Bill Pruitt, MBA, RRT, CPFT, AE-C, FAARC, is a senior instructor and the director of clinical education in the department of cardiorespiratory sciences, College of Allied Health Sciences, at the University of South Alabama in Mobile. He is also a PRN therapist at Springhill Medical Center and volunteers in the Pulmonary Clinic at Victory Health Partners in Mobile. For further information, contact
[email protected].

 

References

1. Expert Panel Report 3. National Heart, Lung and Blood Institute’s National Asthma Education and Prevention Program. http://www.nhlbi.nih.gov/guidelines/asthma/ww. Accessed December 20, 2012.

2. Asthma statistics. American Academy of Allergy, Asthma, and Immunology. http://www.aaaai.org/about-the-aaaai/newsroom/asthma-statistics.aspx. Accessed December 20, 2012.

3. Asthma FastStats. http://www.cdc.gov/nchs/fastats/asthma.htm. Accessed December 19, 2012.

4. Deckert J, Deckert L. Vocal cord dysfunction. Am Fam Physician. 2010; 81(2): 156-159.

5. Morris M, Allan P, Perkins P. Vocal cord dysfunction: etiologies and treatment. Clin Pulm Med. 2006; 13(2): 73-86.

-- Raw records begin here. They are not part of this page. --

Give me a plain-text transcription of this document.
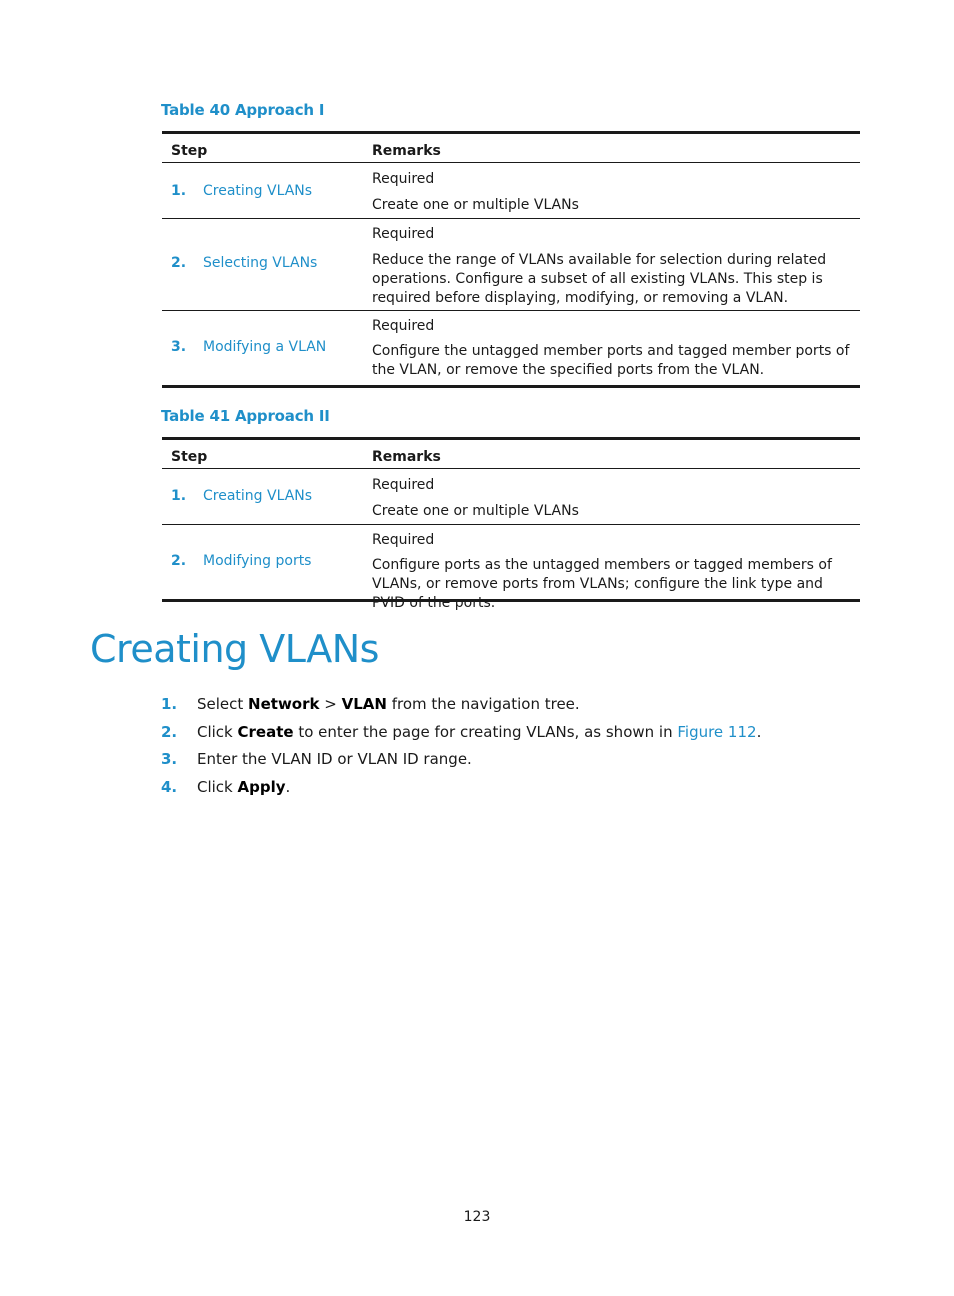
Table 40 Approach I
Step	Remarks
1. Creating VLANs
Required
Create one or multiple VLANs
2. Selecting VLANs
Required
Reduce the range of VLANs available for selection during related operations. Configure a subset of all existing VLANs. This step is required before displaying, modifying, or removing a VLAN.
3. Modifying a VLAN
Required
Configure the untagged member ports and tagged member ports of the VLAN, or remove the specified ports from the VLAN.
Table 41 Approach II
Step	Remarks
1. Creating VLANs
Required
Create one or multiple VLANs
2. Modifying ports
Required
Configure ports as the untagged members or tagged members of VLANs, or remove ports from VLANs; configure the link type and PVID of the ports.
Creating VLANs
1. Select Network > VLAN from the navigation tree.
2. Click Create to enter the page for creating VLANs, as shown in Figure 112.
3. Enter the VLAN ID or VLAN ID range.
4. Click Apply.
123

6. Morris MJ, Christopher KL. Diagnostic criteria for the classification of vocal cord dysfunction. Chest. 2010; 138(5): 1213-1223.

7. Hoy R. Work-related laryngeal syndromes. Curr Opin Allergy Clin Immunol. 2012; 12(2): 95-101.

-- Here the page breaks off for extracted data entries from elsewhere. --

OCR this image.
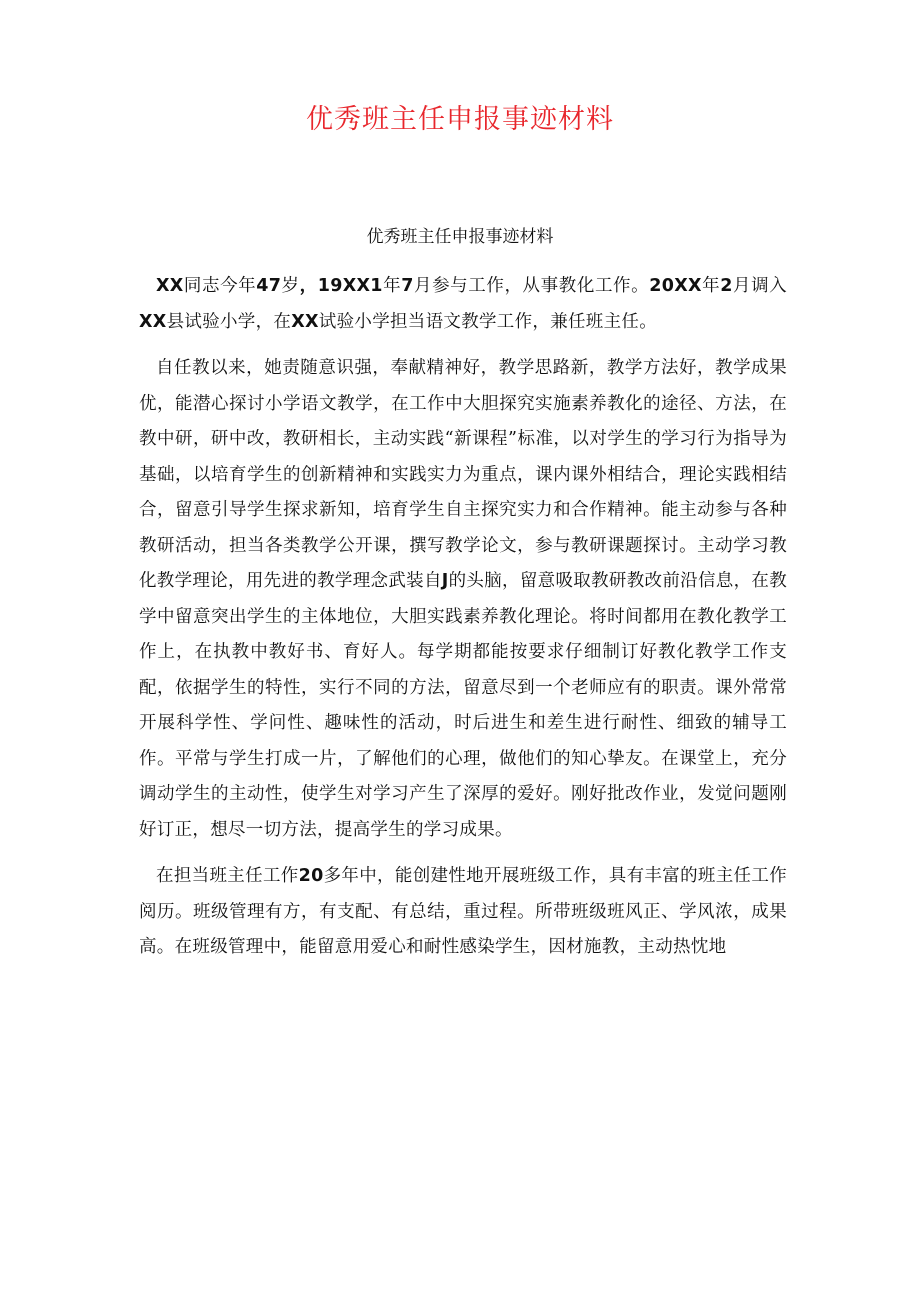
优秀班主任申报事迹材料
优秀班主任申报事迹材料

XX同志今年47岁，19XX1年7月参与工作，从事教化工作。20XX年2月调入XX县试验小学，在XX试验小学担当语文教学工作，兼任班主任。

自任教以来，她责随意识强，奉献精神好，教学思路新，教学方法好，教学成果优，能潜心探讨小学语文教学，在工作中大胆探究实施素养教化的途径、方法，在教中研，研中改，教研相长，主动实践“新课程”标准，以对学生的学习行为指导为基础，以培育学生的创新精神和实践实力为重点，课内课外相结合，理论实践相结合，留意引导学生探求新知，培育学生自主探究实力和合作精神。能主动参与各种教研活动，担当各类教学公开课，撰写教学论文，参与教研课题探讨。主动学习教化教学理论，用先进的教学理念武装自J的头脑，留意吸取教研教改前沿信息，在教学中留意突出学生的主体地位，大胆实践素养教化理论。将时间都用在教化教学工作上，在执教中教好书、育好人。每学期都能按要求仔细制订好教化教学工作支配，依据学生的特性，实行不同的方法，留意尽到一个老师应有的职责。课外常常开展科学性、学问性、趣味性的活动，时后进生和差生进行耐性、细致的辅导工作。平常与学生打成一片，了解他们的心理，做他们的知心挚友。在课堂上，充分调动学生的主动性，使学生对学习产生了深厚的爱好。刚好批改作业，发觉问题刚好订正，想尽一切方法，提高学生的学习成果。

在担当班主任工作20多年中，能创建性地开展班级工作，具有丰富的班主任工作阅历。班级管理有方，有支配、有总结，重过程。所带班级班风正、学风浓，成果高。在班级管理中，能留意用爱心和耐性感染学生，因材施教，主动热忱地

8. Cohen SM, Bellucci E. Healthcare utilization among patients with vocal cord dysfunction. Nurs Forum. 2011; 46(3): 177-185.

9. Benninger C, Parsons JP, Mastronarde JG. Vocal cord dysfunction and asthma. Curr Opin Pulm Med. 2011; 17(1): 45-49.

10. Christopher K. Understanding vocal cord dysfunction: a step in the right direction with a long road ahead. Chest. 2006; 129(4): 842-843.